When Jeff Potter first started working for Denver’s Frontier Airlines in 1995, it had about five airplanes. When he left the company in 2007, having served as chief executive since 2002, it had more than 60.
Potter, who was announced as Surf Air’s new chief executive last week, hopes to similarly grow the Santa Monica “all-you-can-fly” startup airline. He replaces co-founder Wade Eyerly, who resigned as chief executive.
The change comes as part of the company’s “evolution,” according to a memo sent to Surf Air members.
“We are extremely excited for the future and welcome the new leadership team as we begin the next step to grow Surf Air into the company we all know it can become,” the memo stated.
Launched last year, Surf Air, which has 434 members who pay around $1,600 a month for an unlimited number of flights on its fleet of three airplanes, is expanding its service area as part of that next step.
The airline, which is marketed to tech executives, flies out of Hawthorne and Burbank Bob Hope airports to San Carlos Airport in the Bay Area and Santa Barbara Municipal Airport.
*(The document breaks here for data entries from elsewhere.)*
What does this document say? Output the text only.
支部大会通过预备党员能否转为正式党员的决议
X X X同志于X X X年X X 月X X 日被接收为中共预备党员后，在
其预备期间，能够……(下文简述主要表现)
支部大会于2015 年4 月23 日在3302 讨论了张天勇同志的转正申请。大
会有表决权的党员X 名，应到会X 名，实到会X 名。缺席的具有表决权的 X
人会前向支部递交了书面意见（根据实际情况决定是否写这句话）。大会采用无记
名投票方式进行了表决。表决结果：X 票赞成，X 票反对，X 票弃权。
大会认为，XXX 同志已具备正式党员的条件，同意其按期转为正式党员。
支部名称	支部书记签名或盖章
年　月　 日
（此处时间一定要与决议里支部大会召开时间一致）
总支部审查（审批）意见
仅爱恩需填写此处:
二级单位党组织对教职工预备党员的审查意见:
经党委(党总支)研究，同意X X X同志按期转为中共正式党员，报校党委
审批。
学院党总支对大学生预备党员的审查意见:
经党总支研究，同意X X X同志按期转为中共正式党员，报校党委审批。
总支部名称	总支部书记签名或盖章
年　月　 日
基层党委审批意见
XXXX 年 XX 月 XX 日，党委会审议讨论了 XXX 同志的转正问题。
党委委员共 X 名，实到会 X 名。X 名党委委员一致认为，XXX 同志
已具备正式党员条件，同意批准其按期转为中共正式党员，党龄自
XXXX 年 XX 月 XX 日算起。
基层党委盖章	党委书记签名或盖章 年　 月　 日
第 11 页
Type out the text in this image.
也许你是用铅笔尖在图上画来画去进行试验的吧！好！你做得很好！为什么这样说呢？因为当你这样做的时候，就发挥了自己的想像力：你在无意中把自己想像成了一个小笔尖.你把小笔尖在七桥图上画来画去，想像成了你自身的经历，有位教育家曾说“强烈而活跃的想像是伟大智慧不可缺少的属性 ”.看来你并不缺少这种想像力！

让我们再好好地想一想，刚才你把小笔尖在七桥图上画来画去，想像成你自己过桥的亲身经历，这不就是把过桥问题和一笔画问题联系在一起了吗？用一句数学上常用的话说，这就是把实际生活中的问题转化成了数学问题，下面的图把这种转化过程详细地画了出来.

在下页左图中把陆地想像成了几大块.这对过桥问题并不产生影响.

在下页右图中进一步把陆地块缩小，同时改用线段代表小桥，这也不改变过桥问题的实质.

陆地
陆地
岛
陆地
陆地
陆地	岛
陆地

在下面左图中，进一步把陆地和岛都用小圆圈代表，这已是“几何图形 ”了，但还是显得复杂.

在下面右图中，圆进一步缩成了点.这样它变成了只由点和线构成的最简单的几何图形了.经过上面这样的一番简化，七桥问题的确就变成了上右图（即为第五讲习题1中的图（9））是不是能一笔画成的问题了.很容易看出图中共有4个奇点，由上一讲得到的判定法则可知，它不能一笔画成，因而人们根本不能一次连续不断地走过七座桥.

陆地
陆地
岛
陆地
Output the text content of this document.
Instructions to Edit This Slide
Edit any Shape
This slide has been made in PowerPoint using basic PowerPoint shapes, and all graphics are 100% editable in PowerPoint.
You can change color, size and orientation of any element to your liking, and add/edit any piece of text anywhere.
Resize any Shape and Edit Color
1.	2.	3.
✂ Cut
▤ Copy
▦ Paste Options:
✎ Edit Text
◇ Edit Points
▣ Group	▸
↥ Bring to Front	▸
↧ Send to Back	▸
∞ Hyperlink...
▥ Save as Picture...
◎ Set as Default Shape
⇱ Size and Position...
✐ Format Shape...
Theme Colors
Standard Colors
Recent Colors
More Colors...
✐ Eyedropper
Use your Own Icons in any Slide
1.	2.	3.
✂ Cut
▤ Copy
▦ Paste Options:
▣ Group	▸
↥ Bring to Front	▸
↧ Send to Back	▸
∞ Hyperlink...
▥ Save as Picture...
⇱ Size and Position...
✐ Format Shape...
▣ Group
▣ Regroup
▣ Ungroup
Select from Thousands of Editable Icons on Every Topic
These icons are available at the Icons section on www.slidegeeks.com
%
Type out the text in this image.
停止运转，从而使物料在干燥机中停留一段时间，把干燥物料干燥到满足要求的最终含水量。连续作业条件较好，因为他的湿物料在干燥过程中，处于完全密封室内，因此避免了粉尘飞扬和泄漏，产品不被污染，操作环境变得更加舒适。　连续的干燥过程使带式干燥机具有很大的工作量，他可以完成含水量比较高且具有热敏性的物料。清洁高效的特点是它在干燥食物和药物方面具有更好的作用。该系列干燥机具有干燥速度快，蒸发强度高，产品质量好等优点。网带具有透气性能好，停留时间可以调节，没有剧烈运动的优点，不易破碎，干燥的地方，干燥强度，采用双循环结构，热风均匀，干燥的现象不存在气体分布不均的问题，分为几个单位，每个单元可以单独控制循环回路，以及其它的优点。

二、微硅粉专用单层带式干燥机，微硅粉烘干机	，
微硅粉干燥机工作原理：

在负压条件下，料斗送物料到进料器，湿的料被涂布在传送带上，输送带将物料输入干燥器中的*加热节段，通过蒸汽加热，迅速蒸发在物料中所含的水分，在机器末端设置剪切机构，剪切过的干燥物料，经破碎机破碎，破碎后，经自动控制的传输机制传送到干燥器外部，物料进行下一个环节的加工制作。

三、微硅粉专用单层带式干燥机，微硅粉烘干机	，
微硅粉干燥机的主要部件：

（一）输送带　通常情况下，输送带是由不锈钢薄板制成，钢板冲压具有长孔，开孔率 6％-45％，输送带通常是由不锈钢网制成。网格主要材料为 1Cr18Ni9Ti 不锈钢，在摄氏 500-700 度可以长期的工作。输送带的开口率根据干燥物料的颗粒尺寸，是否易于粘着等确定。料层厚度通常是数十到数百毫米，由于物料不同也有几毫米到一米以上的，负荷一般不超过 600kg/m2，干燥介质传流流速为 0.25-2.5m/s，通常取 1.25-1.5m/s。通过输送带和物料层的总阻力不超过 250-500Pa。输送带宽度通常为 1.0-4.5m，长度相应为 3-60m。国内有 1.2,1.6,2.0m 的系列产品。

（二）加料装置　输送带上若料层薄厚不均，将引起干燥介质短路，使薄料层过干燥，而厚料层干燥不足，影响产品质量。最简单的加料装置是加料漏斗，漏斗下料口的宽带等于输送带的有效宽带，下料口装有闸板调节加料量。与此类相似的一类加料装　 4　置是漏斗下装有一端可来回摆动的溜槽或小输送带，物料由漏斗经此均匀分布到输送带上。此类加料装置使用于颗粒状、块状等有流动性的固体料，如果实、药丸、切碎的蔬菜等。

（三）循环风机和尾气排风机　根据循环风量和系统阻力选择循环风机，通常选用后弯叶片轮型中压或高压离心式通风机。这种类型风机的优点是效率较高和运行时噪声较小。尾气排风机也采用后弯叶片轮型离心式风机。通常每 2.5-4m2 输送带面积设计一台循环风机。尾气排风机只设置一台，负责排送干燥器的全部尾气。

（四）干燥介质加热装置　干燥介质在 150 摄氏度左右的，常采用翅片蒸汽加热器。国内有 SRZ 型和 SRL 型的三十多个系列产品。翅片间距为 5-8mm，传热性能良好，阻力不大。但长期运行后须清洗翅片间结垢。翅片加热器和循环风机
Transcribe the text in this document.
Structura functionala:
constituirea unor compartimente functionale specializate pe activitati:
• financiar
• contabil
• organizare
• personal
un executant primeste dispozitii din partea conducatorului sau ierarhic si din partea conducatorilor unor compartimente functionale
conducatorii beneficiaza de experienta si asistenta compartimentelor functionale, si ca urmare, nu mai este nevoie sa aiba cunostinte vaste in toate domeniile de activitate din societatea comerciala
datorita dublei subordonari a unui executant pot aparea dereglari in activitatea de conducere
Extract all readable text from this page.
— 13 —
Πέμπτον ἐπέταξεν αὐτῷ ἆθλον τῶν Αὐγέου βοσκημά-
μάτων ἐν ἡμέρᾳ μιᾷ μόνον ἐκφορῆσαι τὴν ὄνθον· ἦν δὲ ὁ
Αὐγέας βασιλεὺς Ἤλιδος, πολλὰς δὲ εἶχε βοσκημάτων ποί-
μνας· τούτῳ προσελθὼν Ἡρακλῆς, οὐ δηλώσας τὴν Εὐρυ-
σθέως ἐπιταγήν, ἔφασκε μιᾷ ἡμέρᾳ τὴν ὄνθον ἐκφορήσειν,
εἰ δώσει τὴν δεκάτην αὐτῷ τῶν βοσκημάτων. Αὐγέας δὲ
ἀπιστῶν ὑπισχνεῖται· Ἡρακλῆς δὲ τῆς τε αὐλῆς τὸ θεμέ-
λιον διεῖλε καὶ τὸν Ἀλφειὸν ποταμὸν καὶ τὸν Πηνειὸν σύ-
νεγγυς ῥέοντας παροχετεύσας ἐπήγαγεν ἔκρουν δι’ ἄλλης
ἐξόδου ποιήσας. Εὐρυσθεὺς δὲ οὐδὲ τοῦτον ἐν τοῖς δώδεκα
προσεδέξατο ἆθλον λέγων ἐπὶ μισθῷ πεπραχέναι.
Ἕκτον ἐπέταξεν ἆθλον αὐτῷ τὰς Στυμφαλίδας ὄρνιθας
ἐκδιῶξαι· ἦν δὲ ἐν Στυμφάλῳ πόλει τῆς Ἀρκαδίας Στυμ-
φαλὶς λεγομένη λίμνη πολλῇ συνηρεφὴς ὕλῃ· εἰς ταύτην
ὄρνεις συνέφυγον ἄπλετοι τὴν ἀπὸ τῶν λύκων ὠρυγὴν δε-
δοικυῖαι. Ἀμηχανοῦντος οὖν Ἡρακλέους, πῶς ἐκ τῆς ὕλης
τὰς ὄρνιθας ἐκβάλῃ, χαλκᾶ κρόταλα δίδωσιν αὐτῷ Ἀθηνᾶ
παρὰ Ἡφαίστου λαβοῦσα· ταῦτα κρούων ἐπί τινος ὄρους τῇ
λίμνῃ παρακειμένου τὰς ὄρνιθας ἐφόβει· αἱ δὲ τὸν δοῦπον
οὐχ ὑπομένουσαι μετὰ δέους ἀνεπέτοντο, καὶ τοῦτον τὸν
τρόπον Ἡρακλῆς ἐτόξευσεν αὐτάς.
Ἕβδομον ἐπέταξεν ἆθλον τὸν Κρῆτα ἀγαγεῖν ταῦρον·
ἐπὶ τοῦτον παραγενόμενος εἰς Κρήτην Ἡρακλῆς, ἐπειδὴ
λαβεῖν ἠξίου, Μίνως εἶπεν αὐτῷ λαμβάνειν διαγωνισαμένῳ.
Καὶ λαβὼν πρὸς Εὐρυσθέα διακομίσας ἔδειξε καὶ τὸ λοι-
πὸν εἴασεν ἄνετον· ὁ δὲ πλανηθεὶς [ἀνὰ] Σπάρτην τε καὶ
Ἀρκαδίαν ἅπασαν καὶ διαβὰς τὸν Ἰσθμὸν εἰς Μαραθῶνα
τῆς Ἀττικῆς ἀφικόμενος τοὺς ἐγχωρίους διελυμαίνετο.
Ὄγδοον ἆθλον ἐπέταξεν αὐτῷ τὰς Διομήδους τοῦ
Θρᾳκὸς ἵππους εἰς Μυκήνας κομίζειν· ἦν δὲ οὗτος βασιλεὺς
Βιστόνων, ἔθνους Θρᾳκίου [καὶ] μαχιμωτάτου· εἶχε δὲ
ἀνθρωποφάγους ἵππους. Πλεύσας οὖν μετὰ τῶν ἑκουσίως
Shortly before Eyerly resigned, the company announced new service to Las Vegas and Truckee. The Las Vegas route will start March 21 and flights to Truckee, near Lake Tahoe, will start May 2, pending government clearance.
“It’s a great model,” Potter said. “A lot of credit goes to the founding members. Our immediate focus is to continue to grow and expand our footprint in the Southwest region.”
In addition to its new routes, the airline hopes to add such destinations as San Diego, Napa, Palm Springs, Orange County and Sacramento.
Potter said his other goal is to raise another round of funding, though he did not disclose how much. The company had raised $11 million as of June.
Jack Keady, president of Playa del Rey airline consultancy Keady Transportation Consulting, said funding will be one of the biggest challenges Potter will face.
“An airline has never been able to achieve critical mass with less than $20 million of funding,” he said. “Many have gone under with $150 million. Big airlines lose money and a small airline with startup costs will have challenges.”
Still, Keady said that Potter could help going forward.
“He’s got credibility,” he said. “He’s an airline guy operating the thing. He’s not going to make some boneheaded mistakes.”
Frontier filed for Chapter 11 bankruptcy protection in 2008.